The awkward reality is that there are no easy fixes here. Framework is too small to throw its weight around in DRAM negotiations in the way a top‑five laptop vendor can, and even those giants are struggling to shield customers. Memory makers, meanwhile, have every incentive to prioritize AI buyers who are willing to sign fat, long‑term contracts, and to keep the market tight until those lucrative orders are satisfied. New fabs will eventually help, but building and ramping cutting‑edge DRAM plants is a multi‑year process, not something you spin up in a quarter or two because gamers and small PC brands are unhappy.​

If you’re someone who has been waiting to build or buy a high‑RAM system like the Framework Desktop, this is the uncomfortable takeaway: what you’re seeing now may be the new normal for a while.

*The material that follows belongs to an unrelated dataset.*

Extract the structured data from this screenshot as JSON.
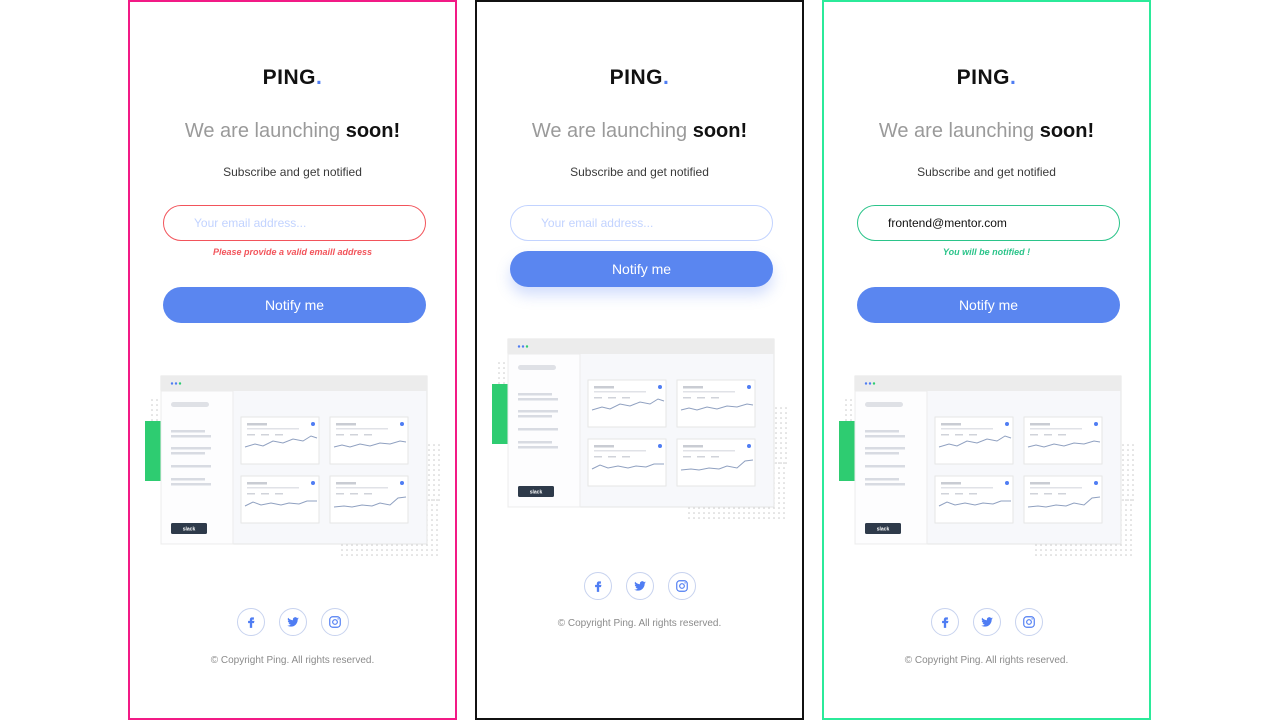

The base price creeping up by $40 is a symptom of a much bigger shift, where RAM goes from “cheap, boring commodity” to “battleground resource” in the race to build bigger AI models and faster AI PCs. Framework still offers one of the most interesting, repairable desktops on the market, and its transparency about price changes is better than the quiet, configuration‑only cuts some bigger OEMs are making. But in a world where AI data centers are effectively outbidding everyone else for memory, even the most idealistic modular PC brand can only hold the line for so long before the numbers stop working.